Арсений Аркадьевич Голенищев-Кутузов (1848–1913), один из основателей Общества ревнителей русского исторического просвещения, тогда же написал стихотворение «На открытие памятника Пушкину»:
… … … … …И день настал — исполнилось желанье:
Стоит пред нами Пушкин, как живой!
Вокруг него народа ликованье
И славное гремит именованье
Его, как гром над русскою землей!
А он стоит и смотрит с возвышенья
С приветом жизни, с благостью в очах,
Как будто снова полный вдохновенья,
Как будто с песней новой на устах
Он смотрит вдаль — и видит пред собою
Сквозь многих дней таинственный туман,
Как движется пучиною живою
Грядущего безбрежный океан.
И знает он, что плещущие воды
К его стопам покорно притекут,
Что всей Руси языки и народы
Ему дань славы вечной принесут.
Многие из русских поэтов сердечно отозвались на это торжественное событие, получившее широкий литературно-общественный резонанс. Среди них были и Яков Полонский, и Алексей Плещеев, и Афанасий Фет, и доживший до этого дня секундант Пушкина на его первой (несостоявшейся) дуэли с Дантесом — граф Владимир Александрович Соллогуб, которому шел 67-й год.
19 ноября 1881 года
На 72-м году жизни умер Иван Николаевич Гончаров. По всей видимости, именно от его сестры, А. Н. Фризенгоф, семейство Араповых узнало о кончине своего дядюшки, который был похоронен в Иосифо-Волоколамском монастыре, где покоилась его мать и где в 1875 году была погребена его вторая жена, Екатерина Николаевна, племянница Ланского.
Вероятно, подобного рода известия только обострили течение болезни Николая Арапова, и Елизавета Петровна предприняла попытку лечения мужа у прославленного парижского невропатолога, академика Жана Мартена Шарко. Возможно, что и присутствие в Париже родной сестры Н. А. Арапова — Варвары Андреевны, способствовало переезду семьи во Францию, где ее супруг, барон Лев Александрович Фредерикс, занимал пост русского военного атташе в Париже.
Е. Н. Бибикова вспоминала о том времени:
«Прожив два года в Вене и, т. к. положение отца все ухудшалось, мама повезла его в Париж, к знаменитому Шарко. Там жила сестра отца — Варвара Андреевна Фредерикс, муж которой был военным агентом от России. Там мы прожили два года до смерти отца в январе 1883 года и вернулись навсегда в Россию.
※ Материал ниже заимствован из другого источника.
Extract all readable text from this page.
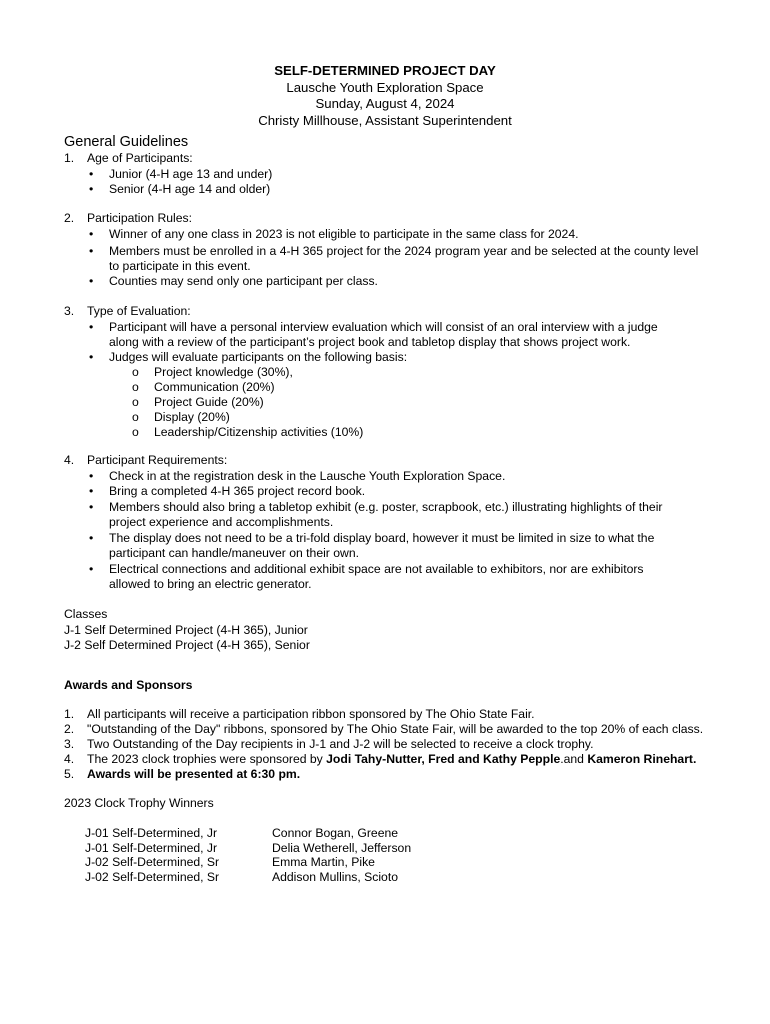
SELF-DETERMINED PROJECT DAY
Lausche Youth Exploration Space
Sunday, August 4, 2024
Christy Millhouse, Assistant Superintendent
General Guidelines
1.	Age of Participants:
• Junior (4-H age 13 and under)
• Senior (4-H age 14 and older)
2.	Participation Rules:
• Winner of any one class in 2023 is not eligible to participate in the same class for 2024.
• Members must be enrolled in a 4-H 365 project for the 2024 program year and be selected at the county level
to participate in this event.
• Counties may send only one participant per class.
3.	Type of Evaluation:
• Participant will have a personal interview evaluation which will consist of an oral interview with a judge
along with a review of the participant’s project book and tabletop display that shows project work.
• Judges will evaluate participants on the following basis:
o Project knowledge (30%),
o Communication (20%)
o Project Guide (20%)
o Display (20%)
o Leadership/Citizenship activities (10%)
4.	Participant Requirements:
• Check in at the registration desk in the Lausche Youth Exploration Space.
• Bring a completed 4-H 365 project record book.
• Members should also bring a tabletop exhibit (e.g. poster, scrapbook, etc.) illustrating highlights of their
project experience and accomplishments.
• The display does not need to be a tri-fold display board, however it must be limited in size to what the
participant can handle/maneuver on their own.
• Electrical connections and additional exhibit space are not available to exhibitors, nor are exhibitors
allowed to bring an electric generator.
Classes
J-1 Self Determined Project (4-H 365), Junior
J-2 Self Determined Project (4-H 365), Senior
Awards and Sponsors
1.	All participants will receive a participation ribbon sponsored by The Ohio State Fair.
2.	"Outstanding of the Day" ribbons, sponsored by The Ohio State Fair, will be awarded to the top 20% of each class.
3.	Two Outstanding of the Day recipients in J-1 and J-2 will be selected to receive a clock trophy.
4.	The 2023 clock trophies were sponsored by Jodi Tahy-Nutter, Fred and Kathy Pepple.and Kameron Rinehart.
5.	Awards will be presented at 6:30 pm.
2023 Clock Trophy Winners
J-01 Self-Determined, Jr	Connor Bogan, Greene
J-01 Self-Determined, Jr	Delia Wetherell, Jefferson
J-02 Self-Determined, Sr	Emma Martin, Pike
J-02 Self-Determined, Sr	Addison Mullins, Scioto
В Париже доживал свой век престарелый Дантес, с дочерью Бертой Вандаль. Бабушка Наталья Николаевна не виделась больше с сестрой Екатериной. Последняя недолго прожила, была, как и бабушка, слабого здоровья и рано умерла, приняв католичество.
Она оставила маленькую дочь Берту, отец не женился и не расставался с дочерью. Умер в преклонном возрасте. Берта была замужем за богатым фабрикантом Вандаль и тоже рано овдовела, жила с отцом и воспитывала сына в строго католическом духе. Они жили в роскошном особняке. Дантес был красивый старик: лысый, с правильными чертами лица. Его возили в кресле. Нас возили к ним и сынок Берты приходил к нам в Пасси (предместье Парижа), со своим гувернером — католическим пастором. Он был старше меня на 7 или 8 лет. Тетя Берта была живая, энергичная француженка, хлопотала на похоронах отца (скорее, отпевании Н. А. Арапова. — Авт.) и часто нас навещала.